Project 3: Gradient Domain

Methodology

The project is on gradient domain fusion. In every set below there is a source and a target image, with the goal being to seemlessly transfer a region in the source image to the target. In general, the goal is to create a fused image which matches the gradient of the source image within and up to the boundary of the selected region. In general, this is not possible, so I employ a least-squares approximation. All results are below.

Results

Source	Target	Naive Transfer	Blended Transfer	Mixed Gradient Transfer

Analysis

The first two examples above are easy cases where both the source and target are relatively low-frequency on the boundary. The method works fairly well, and single vs mixed gradient makes no difference.
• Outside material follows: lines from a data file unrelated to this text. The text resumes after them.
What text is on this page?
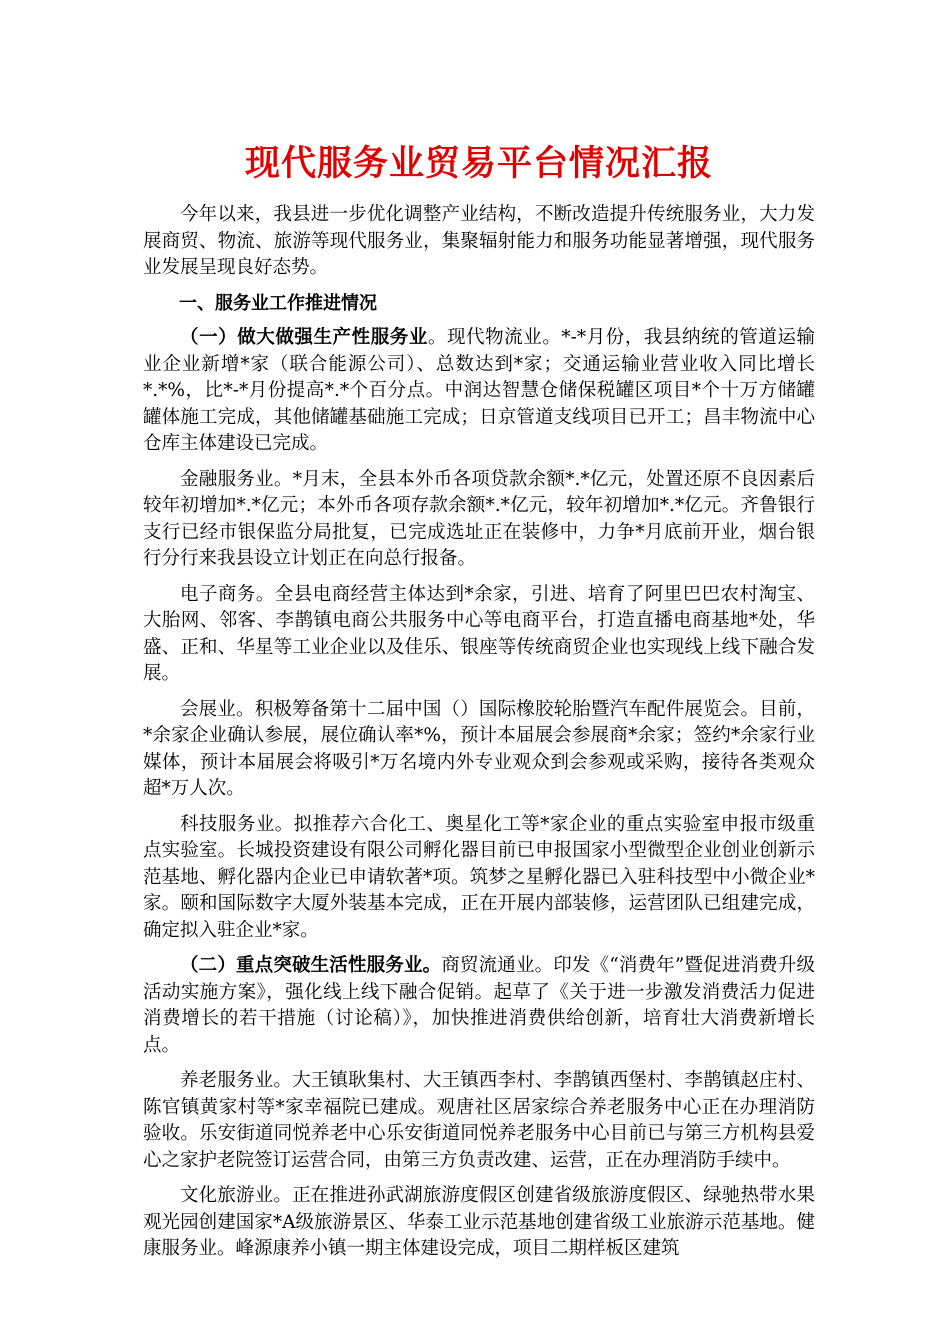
现代服务业贸易平台情况汇报

今年以来，我县进一步优化调整产业结构，不断改造提升传统服务业，大力发展商贸、物流、旅游等现代服务业，集聚辐射能力和服务功能显著增强，现代服务业发展呈现良好态势。

一、服务业工作推进情况

（一）做大做强生产性服务业。现代物流业。*-*月份，我县纳统的管道运输业企业新增*家（联合能源公司）、总数达到*家；交通运输业营业收入同比增长*.*%，比*-*月份提高*.*个百分点。中润达智慧仓储保税罐区项目*个十万方储罐罐体施工完成，其他储罐基础施工完成；日京管道支线项目已开工；昌丰物流中心仓库主体建设已完成。

金融服务业。*月末，全县本外币各项贷款余额*.*亿元，处置还原不良因素后较年初增加*.*亿元；本外币各项存款余额*.*亿元，较年初增加*.*亿元。齐鲁银行支行已经市银保监分局批复，已完成选址正在装修中，力争*月底前开业，烟台银行分行来我县设立计划正在向总行报备。

电子商务。全县电商经营主体达到*余家，引进、培育了阿里巴巴农村淘宝、大胎网、邻客、李鹊镇电商公共服务中心等电商平台，打造直播电商基地*处，华盛、正和、华星等工业企业以及佳乐、银座等传统商贸企业也实现线上线下融合发展。

会展业。积极筹备第十二届中国（）国际橡胶轮胎暨汽车配件展览会。目前，*余家企业确认参展，展位确认率*%，预计本届展会参展商*余家；签约*余家行业媒体，预计本届展会将吸引*万名境内外专业观众到会参观或采购，接待各类观众超*万人次。

科技服务业。拟推荐六合化工、奥星化工等*家企业的重点实验室申报市级重点实验室。长城投资建设有限公司孵化器目前已申报国家小型微型企业创业创新示范基地、孵化器内企业已申请软著*项。筑梦之星孵化器已入驻科技型中小微企业*家。颐和国际数字大厦外装基本完成，正在开展内部装修，运营团队已组建完成，确定拟入驻企业*家。

（二）重点突破生活性服务业。商贸流通业。印发《“消费年”暨促进消费升级活动实施方案》，强化线上线下融合促销。起草了《关于进一步激发消费活力促进消费增长的若干措施（讨论稿）》，加快推进消费供给创新，培育壮大消费新增长点。

养老服务业。大王镇耿集村、大王镇西李村、李鹊镇西堡村、李鹊镇赵庄村、陈官镇黄家村等*家幸福院已建成。观唐社区居家综合养老服务中心正在办理消防验收。乐安街道同悦养老中心乐安街道同悦养老服务中心目前已与第三方机构县爱心之家护老院签订运营合同，由第三方负责改建、运营，正在办理消防手续中。

文化旅游业。正在推进孙武湖旅游度假区创建省级旅游度假区、绿驰热带水果观光园创建国家*A级旅游景区、华泰工业示范基地创建省级工业旅游示范基地。健康服务业。峰源康养小镇一期主体建设完成，项目二期样板区建筑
The next example (face on coin) shows a low-frequency source on a high-frequency target. In the blended transfer, the edge is noticable because of a sudden change in high frequency content. In the mixed gradient, the target seems to overpower the source and disrupt the signal.

Contrast this to the next example, which has a high-frequency source and target. Here, both blending operations work fairly well, since artifacts are difficult to distinguish from the natural noise.

The next two examples are experiments in watermarking and logo superposition. In both cases, blended transfer is a bad idea, since the details of the background image are lost. Mixed gradient works fairly well, with particularly nice results for the Will Rice College logo on brick. If not for the slightly non-orthogonal view of the wall, it would be very difficult to tell that the logo is not painted on.